Amélie Reymond
2026
Persona-Assigned Large Language Models Exhibit Human-Like Motivated Reasoning
Saloni Dash | Amélie Reymond | Emma Spiro | Aylin Caliskan
Findings of the Association for Computational Linguistics: ACL 2026
Saloni Dash | Amélie Reymond | Emma Spiro | Aylin Caliskan
Findings of the Association for Computational Linguistics: ACL 2026
Reasoning in humans is prone to biases due to underlying motivations like identity protection, that undermine rational decision-making and judgment. This motivated reasoning at a collective level can be detrimental to society when debating critical issues such as human-driven climate change or vaccine safety, and can further aggravate political polarization. Prior studies have reported that large language models (LLMs) are also susceptible to human-like cognitive biases, however, the extent to which LLMs selectively reason toward identity-congruent conclusions remains largely unexplored. Here, we investigate whether assigning 8 personas across 4 political and socio-demographic attributes induces motivated reasoning in LLMs. Testing 8 LLMs (open source and proprietary) across two reasoning tasks from human-subject studies — veracity discernment of misinformation headlines and evaluation of numeric scientific evidence — we find that persona-assigned LLMs have up to 9% reduced veracity discernment relative to models without personas.
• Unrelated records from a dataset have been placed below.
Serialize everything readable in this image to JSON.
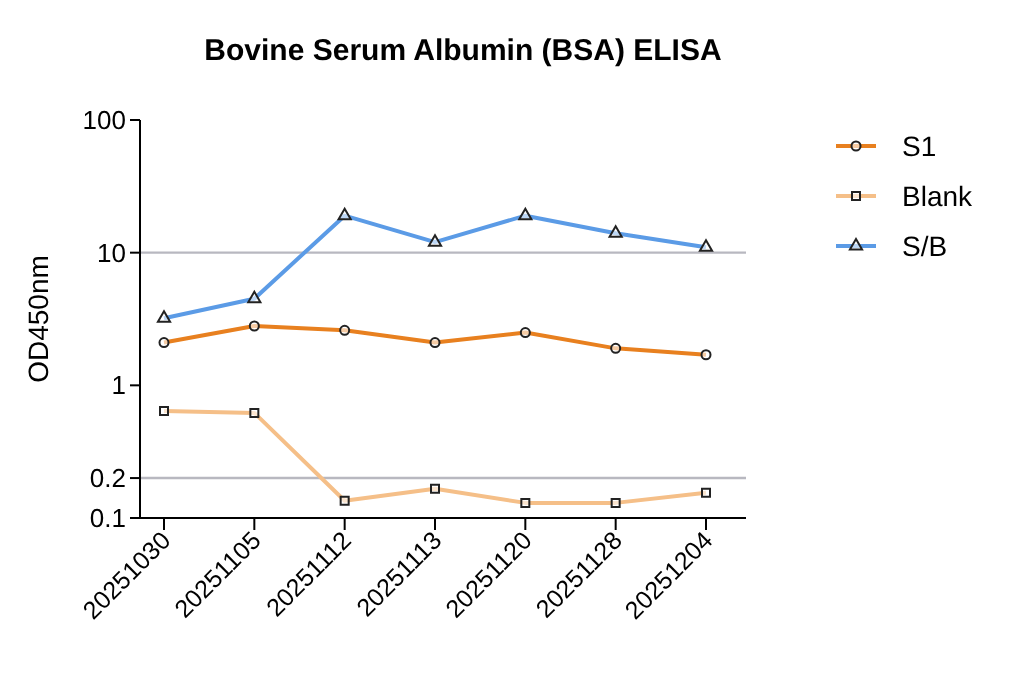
{
  "chart_data": {
    "type": "line",
    "title": "Bovine Serum Albumin (BSA) ELISA",
    "ylabel": "OD450nm",
    "log": true,
    "categories": [
      "20251030",
      "20251105",
      "20251112",
      "20251113",
      "20251120",
      "20251128",
      "20251204"
    ],
    "ylim": [
      0.1,
      100
    ],
    "yticks": [
      0.1,
      0.2,
      1,
      10,
      100
    ],
    "legend": "top right",
    "grid": false,
    "ref_lines": [
      {
        "axis": "y",
        "value": 10,
        "color": "#b8b8c0"
      },
      {
        "axis": "y",
        "value": 0.2,
        "color": "#b8b8c0"
      }
    ],
    "series": [
      {
        "name": "S1",
        "color": "#e8801f",
        "marker": "circle",
        "values": [
          2.1,
          2.8,
          2.6,
          2.1,
          2.5,
          1.9,
          1.7
        ]
      },
      {
        "name": "Blank",
        "color": "#f5bf88",
        "marker": "square",
        "values": [
          0.64,
          0.62,
          0.135,
          0.166,
          0.13,
          0.13,
          0.155
        ]
      },
      {
        "name": "S/B",
        "color": "#5b9be6",
        "marker": "triangle",
        "values": [
          3.2,
          4.5,
          19,
          12,
          19,
          14,
          11
        ]
      }
    ]
  }
}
Political personas specifically are up to 90% more likely to correctly evaluate scientific evidence on gun control when the ground truth is congruent with their induced political identity. Prompt-based debiasing methods are largely ineffective at mitigating these effects. Taken together, our empirical findings are the first to suggest that persona-assigned LLMs exhibit human-like motivated reasoning that is hard to mitigate through conventional debiasing prompts — raising concerns of exacerbating identity-congruent reasoning in both LLMs and humans.
2025
Quriosity: Analyzing Human Questioning Behavior and Causal Inquiry through Curiosity-Driven Queries
Roberto Ceraolo | Dmitrii Kharlapenko | Ahmad Khan | Amélie Reymond | Rada Mihalcea | Bernhard Schölkopf | Mrinmaya Sachan | Zhijing Jin
Proceedings of the 14th International Joint Conference on Natural Language Processing and the 4th Conference of the Asia-Pacific Chapter of the Association for Computational Linguistics
Roberto Ceraolo | Dmitrii Kharlapenko | Ahmad Khan | Amélie Reymond | Rada Mihalcea | Bernhard Schölkopf | Mrinmaya Sachan | Zhijing Jin
Proceedings of the 14th International Joint Conference on Natural Language Processing and the 4th Conference of the Asia-Pacific Chapter of the Association for Computational Linguistics
Recent progress in Large Language Model (LLM) technology has changed our role in interacting with these models. Instead of primarily testing these models with questions we already know answers to, we are now using them for queries where the answers are unknown to us, driven by human curiosity. This shift highlights the growing need to understand curiosity-driven human questions – those that are more complex, open-ended, and reflective of real-world needs. To this end, we present Quriosity, a collection of 13K naturally occurring questions from three diverse sources: human-to-search-engine queries, human-to-human interactions, and human-to-LLM conversations. Our comprehensive collection enables a rich understanding of human curiosity across various domains and contexts. Our analysis reveals a significant presence of causal questions (up to 42%) in the dataset, for which we develop an iterative prompt improvement framework to identify all causal queries and examine their unique linguistic properties, cognitive complexity and source distribution. We also lay the groundwork for exploring efficient identifiers of causal questions, providing six efficient classification models.
2023
mSCAN: A Dataset for Multilingual Compositional Generalisation Evaluation
Amélie Reymond | Shane Steinert-Threlkeld
Proceedings of the 1st GenBench Workshop on (Benchmarking) Generalisation in NLP
Amélie Reymond | Shane Steinert-Threlkeld
Proceedings of the 1st GenBench Workshop on (Benchmarking) Generalisation in NLP
Language models achieve remarkable results on a variety of tasks, yet still struggle on compositional generalisation benchmarks. The majority of these benchmarks evaluate performance in English only, leaving us with the question of whether these results generalise to other languages. As an initial step to answering this question, we introduce mSCAN, a multilingual adaptation of the SCAN dataset. It was produced by a rule-based translation, developed in cooperation with native speakers. We then showcase this novel dataset on some in-context learning experiments, and GPT3.5 and the multilingual large language model BLOOM as well as gpt3.5-turbo.